Tuesday, December 09, 2008

thanksgiving reading: 2

After THE AGE OF WIRE AND WHATEVER I read Robert Cohen's THE HERE AND NOW. The blurbers compare Cohen to Roth and Bellow; I suppose they have the "urban Jewish novelist, slightly humorous" box to fill and Cohen certainly fits into that one. It's a slight story: a secular Jew meets an orthodox couple on his way to a wedding in Houston; the gregarious and friendly orthodox man invites the protagonist over for dinner and attempts to be accelerating what isn't even yet a friendship; we end up finding out (SPOILER ALERT) that the man is infertile (and thus, as a childless man in the orthodox community, inferior) and is trying to create a situation in which the protagonist will impregnate his wife. It's a light read, but pleasant.

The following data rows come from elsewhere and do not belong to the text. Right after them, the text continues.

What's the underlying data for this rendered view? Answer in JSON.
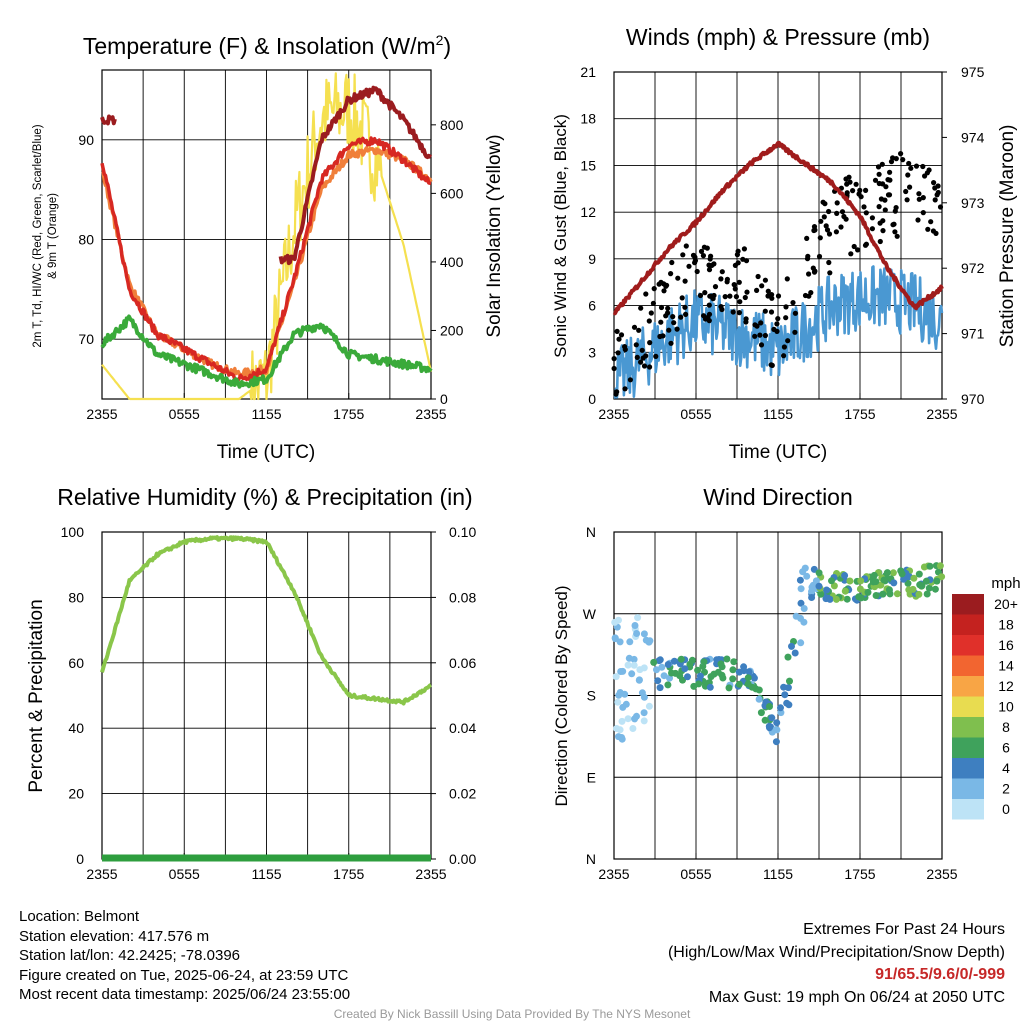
{
  "panels": {
    "temp": {
      "title_main": "Temperature (F) & Insolation (W/m",
      "title_sup": "2",
      "title_end": ")",
      "ylabel_left": "2m T, Tₐ, HI/WC (Red, Green, Scarlet/Blue) & 9m T (Orange)",
      "ylabel_left_line1": "2m T, Td, HI/WC (Red, Green, Scarlet/Blue)",
      "ylabel_left_line2": "& 9m T (Orange)",
      "ylabel_right": "Solar Insolation (Yellow)",
      "xlabel": "Time (UTC)",
      "left_ticks": [
        "70",
        "80",
        "90"
      ],
      "right_ticks": [
        "0",
        "200",
        "400",
        "600",
        "800"
      ]
    },
    "wind": {
      "title": "Winds (mph) & Pressure (mb)",
      "ylabel_left": "Sonic Wind & Gust (Blue, Black)",
      "ylabel_right": "Station Pressure (Maroon)",
      "xlabel": "Time (UTC)",
      "left_ticks": [
        "0",
        "3",
        "6",
        "9",
        "12",
        "15",
        "18",
        "21"
      ],
      "right_ticks": [
        "970",
        "971",
        "972",
        "973",
        "974",
        "975"
      ]
    },
    "rh": {
      "title": "Relative Humidity (%) & Precipitation (in)",
      "ylabel_left": "Percent & Precipitation",
      "left_ticks": [
        "0",
        "20",
        "40",
        "60",
        "80",
        "100"
      ],
      "right_ticks": [
        "0.00",
        "0.02",
        "0.04",
        "0.06",
        "0.08",
        "0.10"
      ]
    },
    "dir": {
      "title": "Wind Direction",
      "ylabel_left": "Direction (Colored By Speed)",
      "left_ticks": [
        "N",
        "E",
        "S",
        "W",
        "N"
      ],
      "legend_title": "mph",
      "legend_labels": [
        "20+",
        "18",
        "16",
        "14",
        "12",
        "10",
        "8",
        "6",
        "4",
        "2",
        "0"
      ],
      "legend_colors": [
        "#9b1c1f",
        "#c4221f",
        "#e0302a",
        "#f26530",
        "#f8a545",
        "#e8dc50",
        "#7fbf4e",
        "#3fa25c",
        "#3e7fc0",
        "#7ab8e6",
        "#bde3f6"
      ]
    }
  },
  "x_ticks": [
    "2355",
    "0555",
    "1155",
    "1755",
    "2355"
  ],
  "footer": {
    "location": "Location: Belmont",
    "elevation": "Station elevation: 417.576 m",
    "latlon": "Station lat/lon: 42.2425; -78.0396",
    "created": "Figure created on Tue, 2025-06-24, at 23:59 UTC",
    "recent": "Most recent data timestamp: 2025/06/24 23:55:00",
    "extremes_title": "Extremes For Past 24 Hours",
    "extremes_desc": "(High/Low/Max Wind/Precipitation/Snow Depth)",
    "extremes_values": "91/65.5/9.6/0/-999",
    "max_gust": "Max Gust: 19 mph On 06/24 at 2050 UTC",
    "credit": "Created By Nick Bassill Using Data Provided By The NYS Mesonet"
  },
  "colors": {
    "temp_2m": "#d72822",
    "temp_9m": "#f07f3a",
    "dewpoint": "#3aaa3a",
    "heat_index": "#9b1c1f",
    "insolation": "#f5e050",
    "wind_sonic": "#4a98d2",
    "gust": "#000000",
    "pressure": "#a01c1c",
    "rh": "#8ac64a",
    "precip": "#2e9e3e"
  },
  "chart_data": [
    {
      "type": "line",
      "title": "Temperature (F) & Insolation (W/m2)",
      "xlabel": "Time (UTC)",
      "ylabel": "2m T, Td, HI/WC (Red, Green, Scarlet/Blue) & 9m T (Orange)",
      "ylabel_right": "Solar Insolation (Yellow)",
      "x": [
        "2355",
        "0155",
        "0355",
        "0555",
        "0755",
        "0955",
        "1155",
        "1355",
        "1555",
        "1755",
        "1955",
        "2155",
        "2355"
      ],
      "ylim": [
        64,
        97
      ],
      "ylim_right": [
        0,
        960
      ],
      "series": [
        {
          "name": "2m T",
          "axis": "left",
          "values": [
            88,
            75,
            70.5,
            69,
            67.5,
            66,
            67,
            76,
            86,
            89.5,
            90,
            88,
            85.5
          ]
        },
        {
          "name": "9m T",
          "axis": "left",
          "values": [
            87,
            75.5,
            70.5,
            69,
            67.5,
            66.5,
            67,
            75.5,
            85,
            88.5,
            89,
            88,
            86
          ]
        },
        {
          "name": "Td",
          "axis": "left",
          "values": [
            69.5,
            72,
            68.5,
            67.5,
            66.5,
            65.5,
            66,
            70.5,
            71.5,
            68.5,
            68,
            67.5,
            67
          ]
        },
        {
          "name": "HI/WC",
          "axis": "left",
          "values": [
            92,
            null,
            null,
            null,
            null,
            null,
            null,
            78,
            90,
            94,
            95,
            92,
            88
          ]
        },
        {
          "name": "Solar Insolation",
          "axis": "right",
          "values": [
            100,
            0,
            0,
            0,
            0,
            0,
            60,
            500,
            820,
            850,
            700,
            450,
            80
          ]
        }
      ]
    },
    {
      "type": "line",
      "title": "Winds (mph) & Pressure (mb)",
      "xlabel": "Time (UTC)",
      "ylabel": "Sonic Wind & Gust (Blue, Black)",
      "ylabel_right": "Station Pressure (Maroon)",
      "x": [
        "2355",
        "0155",
        "0355",
        "0555",
        "0755",
        "0955",
        "1155",
        "1355",
        "1555",
        "1755",
        "1955",
        "2155",
        "2355"
      ],
      "ylim": [
        0,
        21
      ],
      "ylim_right": [
        970,
        975
      ],
      "series": [
        {
          "name": "Sonic Wind",
          "axis": "left",
          "values": [
            1,
            2.5,
            4,
            5,
            4.5,
            4,
            3,
            4.5,
            6,
            6.5,
            6.5,
            6,
            5
          ]
        },
        {
          "name": "Gust",
          "axis": "left",
          "values": [
            2,
            4,
            6,
            8,
            7.5,
            7,
            4,
            8,
            11,
            12,
            13,
            13.5,
            11
          ]
        },
        {
          "name": "Station Pressure",
          "axis": "right",
          "values": [
            971.3,
            971.8,
            972.3,
            972.7,
            973.2,
            973.6,
            973.9,
            973.6,
            973.3,
            972.8,
            972.0,
            971.4,
            971.7
          ]
        }
      ]
    },
    {
      "type": "line",
      "title": "Relative Humidity (%) & Precipitation (in)",
      "ylabel": "Percent & Precipitation",
      "x": [
        "2355",
        "0155",
        "0355",
        "0555",
        "0755",
        "0955",
        "1155",
        "1355",
        "1555",
        "1755",
        "1955",
        "2155",
        "2355"
      ],
      "ylim": [
        0,
        100
      ],
      "ylim_right": [
        0,
        0.1
      ],
      "series": [
        {
          "name": "RH",
          "axis": "left",
          "values": [
            57,
            85,
            93,
            97,
            98,
            98,
            97,
            82,
            62,
            50,
            49,
            48,
            53
          ]
        },
        {
          "name": "Precipitation",
          "axis": "right",
          "values": [
            0,
            0,
            0,
            0,
            0,
            0,
            0,
            0,
            0,
            0,
            0,
            0,
            0
          ]
        }
      ]
    },
    {
      "type": "scatter",
      "title": "Wind Direction",
      "ylabel": "Direction (Colored By Speed)",
      "y_categories": [
        "N",
        "E",
        "S",
        "W",
        "N"
      ],
      "ylim": [
        0,
        360
      ],
      "x": [
        "2355",
        "0155",
        "0355",
        "0555",
        "0755",
        "0955",
        "1155",
        "1355",
        "1555",
        "1755",
        "1955",
        "2155",
        "2355"
      ],
      "series": [
        {
          "name": "Direction",
          "values": [
            195,
            200,
            205,
            205,
            205,
            200,
            140,
            305,
            300,
            300,
            300,
            305,
            310
          ]
        }
      ],
      "color_scale": {
        "label": "mph",
        "levels": [
          "0",
          "2",
          "4",
          "6",
          "8",
          "10",
          "12",
          "14",
          "16",
          "18",
          "20+"
        ]
      }
    }
  ]
}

While I was reading the other books I was listening to Junot Diaz's BRIEF WONDROUS LIFE OF OSCAR WAO, which I really liked. Diaz is one of the hot young fiction writers--he was in a GRANTA "40 Under 40" issue at some point and is now quite well-known. Most of the talk about this novel has centered on the fact that although Diaz is kind of a hipster urban writer, WAO is about a nerd, a fanboy D&D geek. But it's also in what a recent reviewer of another novel (I think I read this review in the NYTBR, but I can't remember) called the "historical present": mostly in the present time, but with a significant component of the past narrated in the present. In this case, we hear about Oscar's mother's and grandfather's time in the Dominican Republic, both of which end tragically and violently. Clearly, what Diaz is doing is illustrating the ongoing presence of the viciousness that Trujillo brought to (or brought out of) the Dominican Republic. But I liked the shifting narrators and the "code-shifting" between hipster New Jersey English and español dominicano.

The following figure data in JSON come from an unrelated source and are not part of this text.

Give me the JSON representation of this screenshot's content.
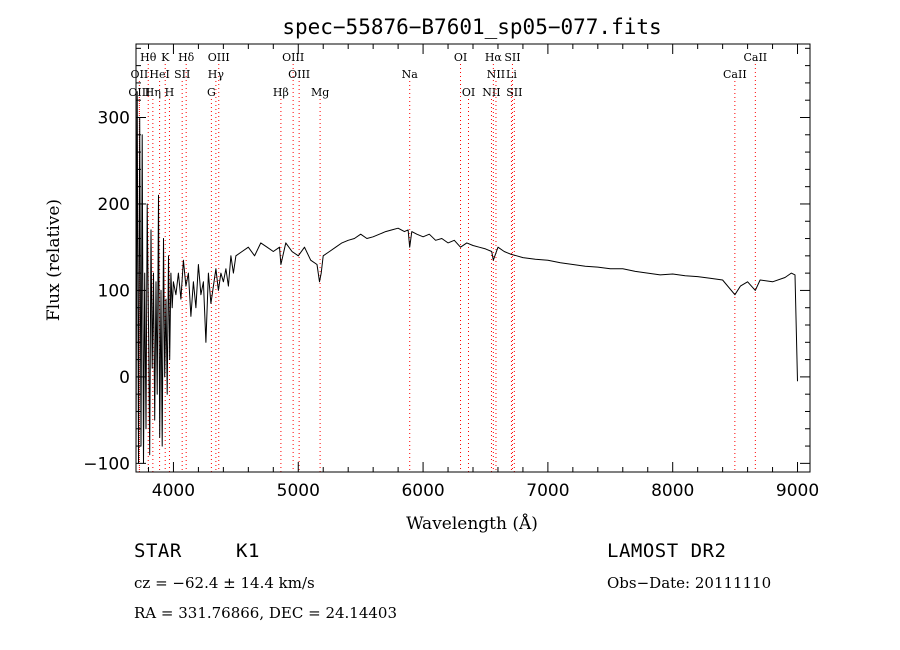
{
  "chart_data": {
    "type": "line",
    "title": "spec−55876−B7601_sp05−077.fits",
    "xlabel": "Wavelength (Å)",
    "ylabel": "Flux (relative)",
    "xlim": [
      3700,
      9100
    ],
    "ylim": [
      -110,
      385
    ],
    "x_ticks": [
      4000,
      5000,
      6000,
      7000,
      8000,
      9000
    ],
    "y_ticks": [
      -100,
      0,
      100,
      200,
      300
    ],
    "grid": false,
    "line_color": "#000000",
    "marker_color": "#ff0000",
    "series": [
      {
        "x": [
          3700,
          3710,
          3720,
          3730,
          3740,
          3750,
          3760,
          3770,
          3780,
          3790,
          3800,
          3810,
          3820,
          3830,
          3840,
          3850,
          3860,
          3870,
          3880,
          3890,
          3900,
          3910,
          3920,
          3930,
          3940,
          3950,
          3960,
          3970,
          3980,
          3990,
          4000,
          4020,
          4040,
          4060,
          4080,
          4100,
          4120,
          4140,
          4160,
          4180,
          4200,
          4220,
          4240,
          4260,
          4280,
          4300,
          4320,
          4340,
          4360,
          4380,
          4400,
          4420,
          4440,
          4460,
          4480,
          4500,
          4550,
          4600,
          4650,
          4700,
          4750,
          4800,
          4850,
          4861,
          4900,
          4950,
          5000,
          5050,
          5100,
          5150,
          5170,
          5184,
          5200,
          5250,
          5300,
          5350,
          5400,
          5450,
          5500,
          5550,
          5600,
          5650,
          5700,
          5750,
          5800,
          5850,
          5880,
          5893,
          5910,
          5950,
          6000,
          6050,
          6100,
          6150,
          6200,
          6250,
          6300,
          6350,
          6400,
          6450,
          6500,
          6550,
          6563,
          6600,
          6650,
          6700,
          6750,
          6800,
          6900,
          7000,
          7100,
          7200,
          7300,
          7400,
          7500,
          7600,
          7700,
          7800,
          7900,
          8000,
          8100,
          8200,
          8300,
          8400,
          8498,
          8542,
          8600,
          8662,
          8700,
          8800,
          8900,
          8950,
          8980,
          9000
        ],
        "y": [
          -90,
          330,
          -100,
          300,
          -80,
          280,
          -100,
          120,
          -60,
          200,
          60,
          -90,
          170,
          10,
          120,
          -50,
          110,
          -20,
          210,
          -70,
          100,
          -80,
          160,
          0,
          90,
          -20,
          140,
          20,
          120,
          80,
          110,
          95,
          120,
          90,
          135,
          105,
          120,
          70,
          110,
          80,
          130,
          95,
          110,
          40,
          120,
          85,
          105,
          125,
          100,
          120,
          110,
          125,
          105,
          140,
          120,
          140,
          145,
          150,
          140,
          155,
          150,
          145,
          150,
          130,
          155,
          145,
          140,
          150,
          135,
          130,
          110,
          120,
          140,
          145,
          150,
          155,
          158,
          160,
          165,
          160,
          162,
          165,
          168,
          170,
          172,
          168,
          170,
          150,
          168,
          165,
          162,
          165,
          158,
          160,
          155,
          158,
          150,
          155,
          152,
          150,
          148,
          145,
          135,
          150,
          145,
          142,
          140,
          138,
          136,
          135,
          132,
          130,
          128,
          127,
          125,
          125,
          122,
          120,
          118,
          119,
          117,
          116,
          114,
          112,
          95,
          105,
          110,
          100,
          112,
          110,
          115,
          120,
          118,
          -5
        ]
      }
    ],
    "lines": [
      {
        "label": "Hθ",
        "wave": 3798,
        "row": 0
      },
      {
        "label": "K",
        "wave": 3934,
        "row": 0
      },
      {
        "label": "Hδ",
        "wave": 4102,
        "row": 0
      },
      {
        "label": "OIII",
        "wave": 4363,
        "row": 0
      },
      {
        "label": "OIII",
        "wave": 4959,
        "row": 0
      },
      {
        "label": "OI",
        "wave": 6300,
        "row": 0
      },
      {
        "label": "Hα",
        "wave": 6563,
        "row": 0
      },
      {
        "label": "SII",
        "wave": 6716,
        "row": 0
      },
      {
        "label": "CaII",
        "wave": 8662,
        "row": 0
      },
      {
        "label": "OII",
        "wave": 3727,
        "row": 1
      },
      {
        "label": "HeI",
        "wave": 3889,
        "row": 1
      },
      {
        "label": "SII",
        "wave": 4070,
        "row": 1
      },
      {
        "label": "Hγ",
        "wave": 4340,
        "row": 1
      },
      {
        "label": "OIII",
        "wave": 5007,
        "row": 1
      },
      {
        "label": "Na",
        "wave": 5893,
        "row": 1
      },
      {
        "label": "NII",
        "wave": 6584,
        "row": 1
      },
      {
        "label": "Li",
        "wave": 6708,
        "row": 1
      },
      {
        "label": "CaII",
        "wave": 8498,
        "row": 1
      },
      {
        "label": "OIII",
        "wave": 3727,
        "row": 2
      },
      {
        "label": "Hη",
        "wave": 3835,
        "row": 2
      },
      {
        "label": "H",
        "wave": 3968,
        "row": 2
      },
      {
        "label": "G",
        "wave": 4304,
        "row": 2
      },
      {
        "label": "Hβ",
        "wave": 4861,
        "row": 2
      },
      {
        "label": "Mg",
        "wave": 5175,
        "row": 2
      },
      {
        "label": "OI",
        "wave": 6364,
        "row": 2
      },
      {
        "label": "NII",
        "wave": 6548,
        "row": 2
      },
      {
        "label": "SII",
        "wave": 6731,
        "row": 2
      }
    ]
  },
  "info": {
    "object_type": "STAR",
    "subclass": "K1",
    "survey": "LAMOST DR2",
    "redshift": "cz = −62.4 ± 14.4 km/s",
    "obs_date": "Obs−Date: 20111110",
    "coords": "RA = 331.76866, DEC =  24.14403"
  }
}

Tuesday, December 02, 2008

thanksgiving reading: 1

vacation. Nice time to catch up on the reading. Even better when a bunch of cousins happily play with the boys--and seem to really like it!

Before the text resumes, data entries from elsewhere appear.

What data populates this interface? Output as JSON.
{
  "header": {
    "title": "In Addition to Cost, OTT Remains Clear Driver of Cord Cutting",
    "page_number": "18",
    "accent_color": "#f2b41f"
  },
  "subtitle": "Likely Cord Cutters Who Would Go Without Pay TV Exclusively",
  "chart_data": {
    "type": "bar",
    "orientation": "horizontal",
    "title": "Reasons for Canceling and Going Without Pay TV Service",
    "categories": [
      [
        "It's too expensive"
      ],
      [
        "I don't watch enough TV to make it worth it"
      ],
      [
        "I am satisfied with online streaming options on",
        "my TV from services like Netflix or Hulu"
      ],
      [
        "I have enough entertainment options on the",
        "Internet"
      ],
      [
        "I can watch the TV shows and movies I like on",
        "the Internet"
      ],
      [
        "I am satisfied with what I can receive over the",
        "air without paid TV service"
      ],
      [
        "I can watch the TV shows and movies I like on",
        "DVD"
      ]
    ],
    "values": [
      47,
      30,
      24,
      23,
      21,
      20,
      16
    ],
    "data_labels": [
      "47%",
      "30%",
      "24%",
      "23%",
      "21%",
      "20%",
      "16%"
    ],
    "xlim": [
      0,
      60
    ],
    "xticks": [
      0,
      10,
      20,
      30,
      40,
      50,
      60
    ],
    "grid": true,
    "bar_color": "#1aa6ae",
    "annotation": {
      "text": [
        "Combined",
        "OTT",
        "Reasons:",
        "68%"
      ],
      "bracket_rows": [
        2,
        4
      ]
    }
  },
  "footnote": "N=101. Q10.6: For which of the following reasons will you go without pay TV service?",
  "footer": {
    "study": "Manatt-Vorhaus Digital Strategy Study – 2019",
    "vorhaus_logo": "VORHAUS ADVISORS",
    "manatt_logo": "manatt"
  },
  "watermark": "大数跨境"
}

Because of a game set of cousins, the boys had playmates almost constantly, which allowed me a bit of time to read. First up was Ben Marcus' THE AGE OF WIRE AND STRING, a novel foisted upon me by a writer friend when I was dismissing "realist writers" and complaining that not enough people were trying experimental stuff. Remind me not to do that again. THE AGE OF WIRE AND STRING is indescribable. It's written in a kind of nineteenth-century natural-history language, as if it were a series of small vignettes and lexicons of a strange world. It's not a novel, nor a short-story collection. Probably the best way to think of it would be as a Borges novel, or a Coover/Barthelme hybrid drained of all humor and life, but even that doesn't really describe the thing. It is strange and decentering, I will grant that. But it's also almost entirely antiseptic and alienating--not in the Borges way of making us think "hey, I'm watching a play!" but in a "wow, this thing is strange and unappealing and won't end." Well, that's not really true: it's short and a quick read, which is definitely a virtue in a book as humorless and lifeless as this. Interestingly, I think Marcus is quite talented, and his influences that are in evidence here (Borges, Coover, Barthelme, but also Beckett and Robbe-Grillet and even the Objectivist poets like George Oppen and Louis Zukofsky) are all people whom I admire. I'm interested in seeing what Marcus might do next, because this feels like an experiment or a tryout of a new technique.